È stata esaminata la qualificazione fiscale delle somme corrisposte al cosiddetto general contractor nell’ambito degli interventi agevolati con il Superbonus. La questione è sorta in sede di verifiche fiscali, dove il margine applicato dall’appaltatore sui prezzi dei subappaltatori è stato talvolta ricondotto a un compenso per attività di coordinamento con conseguente esclusione dalla detrazione.

Sul punto, premesso che la nozione di general contractor non dispone di una definizione autonoma nel diritto privato e la sua qualificazione dipende esclusivamente dalle obbligazioni contrattuali effettivamente assunte dall’impresa nei confronti del committente, è stato chiarito che ai fini della detraibilità, rileva la natura della prestazione resa e non la mera etichettatura contrattuale.

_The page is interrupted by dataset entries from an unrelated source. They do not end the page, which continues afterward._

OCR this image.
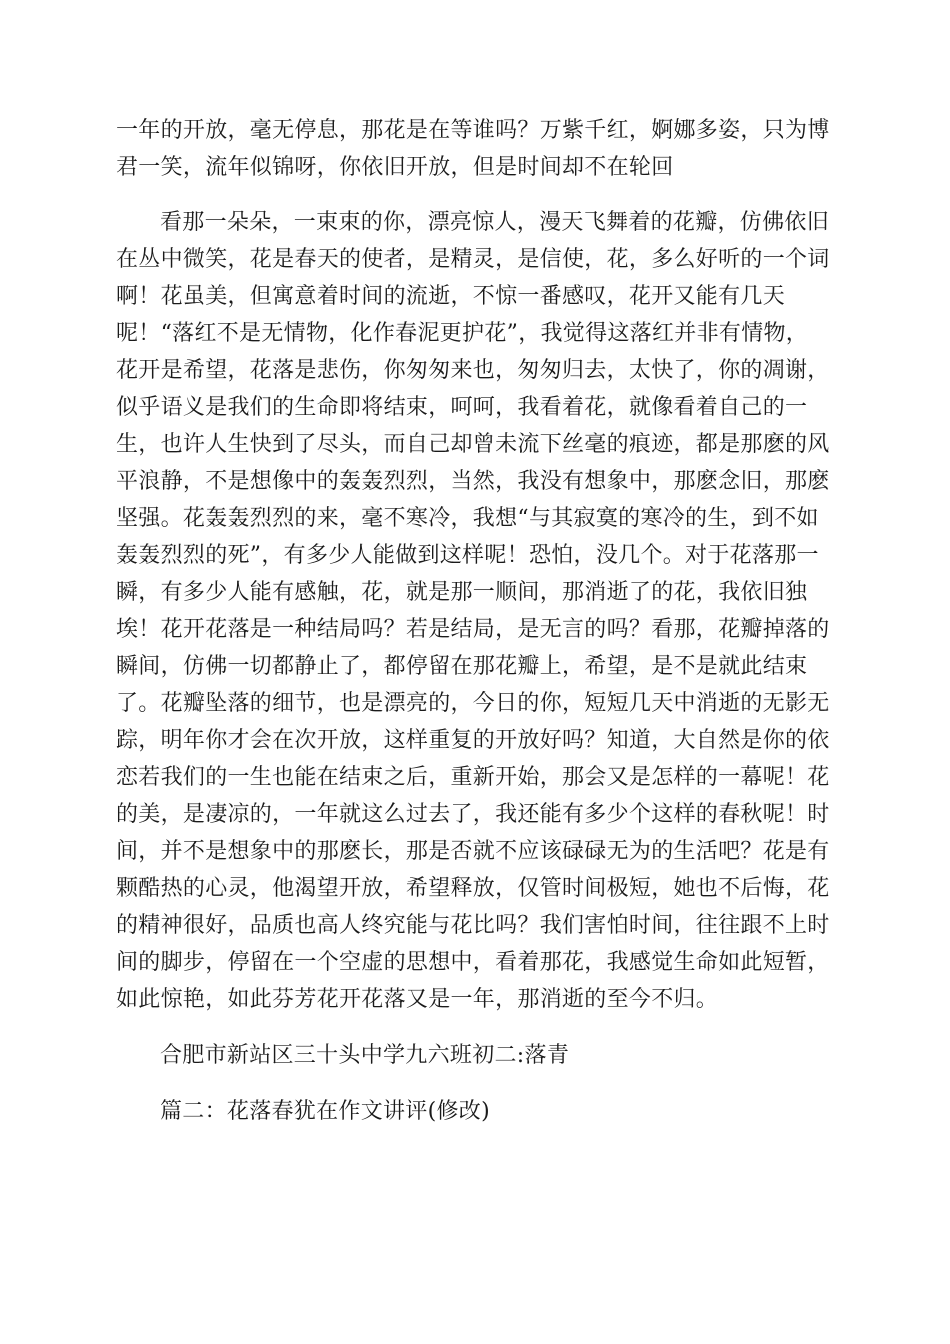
一年的开放，毫无停息，那花是在等谁吗？万紫千红，婀娜多姿，只为博
君一笑，流年似锦呀，你依旧开放，但是时间却不在轮回
看那一朵朵，一束束的你，漂亮惊人，漫天飞舞着的花瓣，仿佛依旧
在丛中微笑，花是春天的使者，是精灵，是信使，花，多么好听的一个词
啊！花虽美，但寓意着时间的流逝，不惊一番感叹，花开又能有几天
呢！“落红不是无情物，化作春泥更护花”，我觉得这落红并非有情物，
花开是希望，花落是悲伤，你匆匆来也，匆匆归去，太快了，你的凋谢，
似乎语义是我们的生命即将结束，呵呵，我看着花，就像看着自己的一
生，也许人生快到了尽头，而自己却曾未流下丝毫的痕迹，都是那麽的风
平浪静，不是想像中的轰轰烈烈，当然，我没有想象中，那麽念旧，那麽
坚强。花轰轰烈烈的来，毫不寒冷，我想“与其寂寞的寒冷的生，到不如
轰轰烈烈的死”，有多少人能做到这样呢！恐怕，没几个。对于花落那一
瞬，有多少人能有感触，花，就是那一顺间，那消逝了的花，我依旧独
埃！花开花落是一种结局吗？若是结局，是无言的吗？看那，花瓣掉落的
瞬间，仿佛一切都静止了，都停留在那花瓣上，希望，是不是就此结束
了。花瓣坠落的细节，也是漂亮的，今日的你，短短几天中消逝的无影无
踪，明年你才会在次开放，这样重复的开放好吗？知道，大自然是你的依
恋若我们的一生也能在结束之后，重新开始，那会又是怎样的一幕呢！花
的美，是凄凉的，一年就这么过去了，我还能有多少个这样的春秋呢！时
间，并不是想象中的那麽长，那是否就不应该碌碌无为的生活吧？花是有
颗酷热的心灵，他渴望开放，希望释放，仅管时间极短，她也不后悔，花
的精神很好，品质也高人终究能与花比吗？我们害怕时间，往往跟不上时
间的脚步，停留在一个空虚的思想中，看着那花，我感觉生命如此短暂，
如此惊艳，如此芬芳花开花落又是一年，那消逝的至今不归。
合肥市新站区三十头中学九六班初二:落青
篇二：花落春犹在作文讲评(修改)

Le spese direttamente inerenti alla realizzazione materiale delle opere sono ammissibili alla detrazione fiscale quando costituiscono parte integrante del corrispettivo dell’appalto.

Il margine praticato dall’impresa appaltatrice sui lavori eseguiti tramite subappalto integra il corrispettivo complessivo dell’appalto e, in quanto tale, non può essere automaticamente qualificato come compenso per attività di coordinamento. Pertanto, tale margine è, in linea di principio, riconoscibile ai fini della detrazione quando remunera l’esecuzione delle opere.

Sono, invece, escluse dalla detrazione le somme riconducibili a prestazioni che si esauriscono in attività di natura amministrativa o gestionale distinte dall’esecuzione materiale delle opere. Rientrano in questa categoria i compensi per la gestione dei rapporti con progettisti, direttori dei lavori, tecnici asseveratori o consulenti fiscali quando tali attività non costituiscono parte integrante dell’esecuzione tecnica dell’intervento ma configurano un servizio autonomo.

Occorre, dunque, distinguere tra il general contractor che assume l’obbligazione di risultato verso il committente e provvede all’esecuzione delle opere direttamente o mediante subappalto e il general contractor che svolge esclusivamente funzioni di coordinamento. Nel primo caso il corrispettivo rientra nel perimetro delle spese agevolabili. Nel secondo caso i compensi sono estranei alla detraibilità.